Cette manière d’apercevoir notre ancienne société et cette attention prêtée aux choses de la psychologie, voilà d’où est venue à M. Jules Lemaître l’intelligence de la vie de Racine et ce qui lui en a révélé la beauté. Car elle peut paraître, cette vie, aisée, facile, heureuse et paisible entre toutes. Racine est élevé par des religieux ; émancipé de leur tutelle, bien accueilli dans les milieux littéraires, présenté à la Cour, il réussit au théâtre dès ses débuts ; merveilleusement doué, il a, parmi beaucoup de dons, celui de plaire ; il est aimé du Roi ; auteur avisé et prudent, il sait prendre sa retraite avant d’avoir reçu son congé, et il finit bourgeoisement, en fonctionnaire ponctuel, bon époux et bon père de famille... Voilà bien l’apparence, mais ceux qui s’y sont tenus se sont lourdement trompés. Sous cette surface unie court le drame intérieur et s’en déroulent les péripéties. Ce qui fait le nœud de ce drame, c’est que Port-Royal, de bonne heure et une fois pour toutes, s’est emparé de Racine. Celui-ci pourra bien, pour un temps, se dégager de l’étreinte, et croire qu’il s’est échappé : il ne s’affranchira pas. Finalement l’esprit de ses premiers maîtres le reprendra et sera le plus fort. « Sans le savoir, Port-Royal poussait l’écolier vers la littérature et la poésie, et vers le théâtre qui en était alors la forme la plus éclatante. Port-Royal poussait Jean Racine à la damnation jusqu’à l’heure où il devait le ressaisir pour le salut ; et il en résultera une vie des plus tourmentées, des plus passionnées, des plus humaines par ses contradictions intérieures. Sa vie même fut certainement, aux yeux de Dieu, la plus belle de ses tragédies. » Avoir tiré entièrement parti de cette idée, que Port-Royal enserre de toutes parts la vie comme l’œuvre de Racine, avoir fait saillira nos yeux la lutte entre l’esprit du siècle et l’esprit du cloître, entre la nature et la grâce, avoir pris les alternatives de cette lutte pour les momens mêmes de la biographie qu’il esquissait, tel est ici le mérite, essentiel et original du peintre.

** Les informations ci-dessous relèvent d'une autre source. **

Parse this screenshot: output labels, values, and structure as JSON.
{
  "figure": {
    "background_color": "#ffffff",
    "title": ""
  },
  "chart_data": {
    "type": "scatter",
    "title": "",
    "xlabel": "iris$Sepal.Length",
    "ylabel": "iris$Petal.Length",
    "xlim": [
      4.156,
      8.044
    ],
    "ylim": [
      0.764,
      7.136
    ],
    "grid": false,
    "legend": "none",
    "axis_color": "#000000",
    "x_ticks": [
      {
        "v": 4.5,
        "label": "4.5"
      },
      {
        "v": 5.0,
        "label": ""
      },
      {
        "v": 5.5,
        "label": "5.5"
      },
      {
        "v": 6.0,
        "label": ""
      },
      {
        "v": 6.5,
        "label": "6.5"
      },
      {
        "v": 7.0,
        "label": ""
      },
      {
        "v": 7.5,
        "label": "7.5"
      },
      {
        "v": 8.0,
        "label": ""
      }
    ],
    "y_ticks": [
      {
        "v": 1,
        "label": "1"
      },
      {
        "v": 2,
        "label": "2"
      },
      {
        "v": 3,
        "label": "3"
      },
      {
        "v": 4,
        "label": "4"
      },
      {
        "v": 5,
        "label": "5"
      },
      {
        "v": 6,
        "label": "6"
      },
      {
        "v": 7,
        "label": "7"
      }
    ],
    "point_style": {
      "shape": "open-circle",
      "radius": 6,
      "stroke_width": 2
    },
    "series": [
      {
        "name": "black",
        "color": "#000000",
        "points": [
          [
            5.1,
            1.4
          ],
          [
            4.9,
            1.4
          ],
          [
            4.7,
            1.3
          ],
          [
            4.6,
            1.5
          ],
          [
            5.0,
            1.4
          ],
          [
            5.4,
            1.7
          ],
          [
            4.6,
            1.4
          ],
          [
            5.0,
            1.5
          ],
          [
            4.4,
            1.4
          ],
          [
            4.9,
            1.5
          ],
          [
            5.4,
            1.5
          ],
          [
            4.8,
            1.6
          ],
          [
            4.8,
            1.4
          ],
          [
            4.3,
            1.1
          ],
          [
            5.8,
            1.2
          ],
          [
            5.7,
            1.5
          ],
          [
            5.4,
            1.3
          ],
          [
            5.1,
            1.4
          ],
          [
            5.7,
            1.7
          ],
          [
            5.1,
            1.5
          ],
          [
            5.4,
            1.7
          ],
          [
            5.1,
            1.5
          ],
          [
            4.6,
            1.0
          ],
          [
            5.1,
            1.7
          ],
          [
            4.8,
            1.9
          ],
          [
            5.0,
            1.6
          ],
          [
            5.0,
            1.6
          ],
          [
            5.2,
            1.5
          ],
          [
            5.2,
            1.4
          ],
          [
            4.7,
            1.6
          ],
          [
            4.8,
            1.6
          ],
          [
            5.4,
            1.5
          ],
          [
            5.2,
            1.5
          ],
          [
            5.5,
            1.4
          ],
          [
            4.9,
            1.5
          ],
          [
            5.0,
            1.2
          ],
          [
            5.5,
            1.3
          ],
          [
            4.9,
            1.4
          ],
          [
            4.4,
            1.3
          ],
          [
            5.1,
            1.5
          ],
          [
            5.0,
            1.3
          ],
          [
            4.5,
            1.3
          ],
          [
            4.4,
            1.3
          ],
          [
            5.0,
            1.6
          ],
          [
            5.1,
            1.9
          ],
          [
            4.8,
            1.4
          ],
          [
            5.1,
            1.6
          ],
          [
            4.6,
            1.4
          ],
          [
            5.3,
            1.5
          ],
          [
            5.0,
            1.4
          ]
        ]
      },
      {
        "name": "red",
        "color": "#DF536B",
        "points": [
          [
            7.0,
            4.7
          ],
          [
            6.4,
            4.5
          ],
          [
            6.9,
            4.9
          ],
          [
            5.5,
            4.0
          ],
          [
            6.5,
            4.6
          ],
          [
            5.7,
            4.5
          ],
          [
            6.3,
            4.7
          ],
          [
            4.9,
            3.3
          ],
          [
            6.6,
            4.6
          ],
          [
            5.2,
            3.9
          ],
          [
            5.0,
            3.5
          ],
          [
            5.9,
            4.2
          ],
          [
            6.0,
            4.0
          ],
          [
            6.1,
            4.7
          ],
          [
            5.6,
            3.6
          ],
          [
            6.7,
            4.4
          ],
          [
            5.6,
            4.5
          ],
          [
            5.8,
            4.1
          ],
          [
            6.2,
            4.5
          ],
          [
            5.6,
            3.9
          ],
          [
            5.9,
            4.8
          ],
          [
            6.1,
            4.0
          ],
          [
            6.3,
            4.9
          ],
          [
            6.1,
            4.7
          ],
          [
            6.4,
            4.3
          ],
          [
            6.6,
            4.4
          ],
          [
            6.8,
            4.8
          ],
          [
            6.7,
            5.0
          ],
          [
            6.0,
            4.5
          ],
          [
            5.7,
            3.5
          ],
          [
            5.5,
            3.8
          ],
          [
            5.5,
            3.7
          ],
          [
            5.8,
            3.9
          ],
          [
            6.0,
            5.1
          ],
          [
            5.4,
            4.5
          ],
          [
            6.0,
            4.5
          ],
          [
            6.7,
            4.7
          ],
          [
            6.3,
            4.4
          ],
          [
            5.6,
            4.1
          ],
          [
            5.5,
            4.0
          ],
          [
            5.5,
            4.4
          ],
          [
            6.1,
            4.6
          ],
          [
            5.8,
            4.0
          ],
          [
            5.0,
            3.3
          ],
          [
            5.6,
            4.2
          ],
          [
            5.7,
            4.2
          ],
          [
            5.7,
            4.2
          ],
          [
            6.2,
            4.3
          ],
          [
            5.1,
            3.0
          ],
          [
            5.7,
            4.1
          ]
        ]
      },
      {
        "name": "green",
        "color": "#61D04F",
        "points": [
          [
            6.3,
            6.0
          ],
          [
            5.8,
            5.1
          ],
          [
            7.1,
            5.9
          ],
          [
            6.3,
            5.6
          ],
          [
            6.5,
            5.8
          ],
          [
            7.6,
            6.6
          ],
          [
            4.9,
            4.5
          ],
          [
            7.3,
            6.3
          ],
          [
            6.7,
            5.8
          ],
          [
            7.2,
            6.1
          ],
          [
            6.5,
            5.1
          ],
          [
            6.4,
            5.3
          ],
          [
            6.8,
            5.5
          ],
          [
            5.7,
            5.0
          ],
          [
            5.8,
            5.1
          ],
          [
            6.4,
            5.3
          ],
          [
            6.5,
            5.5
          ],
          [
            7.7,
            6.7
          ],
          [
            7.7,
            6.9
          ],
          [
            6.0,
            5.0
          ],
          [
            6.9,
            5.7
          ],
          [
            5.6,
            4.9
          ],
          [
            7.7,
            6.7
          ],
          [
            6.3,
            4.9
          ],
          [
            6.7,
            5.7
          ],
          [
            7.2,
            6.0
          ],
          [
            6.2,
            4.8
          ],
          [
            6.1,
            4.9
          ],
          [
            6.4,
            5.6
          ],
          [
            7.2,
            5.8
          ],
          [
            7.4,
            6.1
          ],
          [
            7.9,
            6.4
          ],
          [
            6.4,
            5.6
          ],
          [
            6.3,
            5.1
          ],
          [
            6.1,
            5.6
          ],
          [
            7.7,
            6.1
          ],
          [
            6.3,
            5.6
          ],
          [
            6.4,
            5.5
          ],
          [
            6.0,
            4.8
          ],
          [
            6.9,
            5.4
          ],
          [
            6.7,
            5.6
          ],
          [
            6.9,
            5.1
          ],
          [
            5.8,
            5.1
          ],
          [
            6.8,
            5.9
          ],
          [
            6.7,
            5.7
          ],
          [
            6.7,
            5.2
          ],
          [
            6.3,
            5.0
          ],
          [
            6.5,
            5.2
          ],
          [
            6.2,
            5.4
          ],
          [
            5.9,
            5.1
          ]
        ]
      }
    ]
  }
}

Ce que Racine doit à l’éducation qu’il a reçue à Port-Royal et combien cette éducation a été décisive pour former son génie, on ne risquera jamais, en le disant, de l’exagérer. Il doit à ses éducateurs d’être au XVIIe siècle celui de tous nos grands écrivains qui a reçu la plus profonde empreinte chrétienne ; et il leur doit pareillement d’être celui qui a reçu la plus forte culture grecque ; or la merveille, c’est la façon dont se sont conciliées chez lui les deux cultures. Il se peut même qu’indirectement il leur soit redevable de cette impressionnabilité si vive et de cette tendance à la rêverie qui n’était pas ordinaire dans un siècle raisonnable. « L’absence d’enfans de son âge, le silence de ce grand cloître dépeuplé et de cette vallée solitaire, tout cela était évidemment fort propre à le jeter dans la rêverie.. Il dut rêver beaucoup, ces trois années-là, le long de l’étang, dans les jardins et dans les bois. Et sa sensibilité, repliée sur soi, secrète, sans confident, dut se faire par là plus profonde et plus délicate. » Cela est, tout au moins, plausible. Ce qui est certain, c’est que Racine, en sortant de Port-Royal, en emporte l’esprit au fond de lui-même. Il est, cet esprit de Port-Royal, dans l’œuvre du poète. Racine est persuadé de la corruption foncière de la nature humaine : c’est bien ce qui donnera à ses analyses tant de profondeur, à ses peintures tant de vérité. En outre, l’artiste chez lui est admirable par sa simplicité, par la sûreté de son goût, ou, pour mieux dire, parce que le premier il fait entrer le « goût » dans la littérature de théâtre. Mais comment oublier ce culte pour la simplicité qu’avaient les « messieurs, » et cette horreur qu’ils nourrissaient contre les vains ornemens, et cette « rhétorique ennemie de la rhétorique » que Pascal avait apprise à leur école ou peut-être qu’il leur avait enseignée ? Notons encore que Racine est de tous les auteurs celui qui a le moins varié dans ses directions, qui a été le plus tôt en possession de son idéal d’art. N’est-ce pas parce que cet idéal était en conformité parfaite avec les enseignemens qu’il avait reçus ? On le retrouve, l’esprit des messieurs de Port-Royal, jusque dans la période de dissipation de leur élève : en aurait-il avec tant de vivacité savouré les joies, si ces joies n’avaient pas été des péchés ? Et c’est lui qui, peu à peu, reprenant le dessus, opérera la conversion de Racine.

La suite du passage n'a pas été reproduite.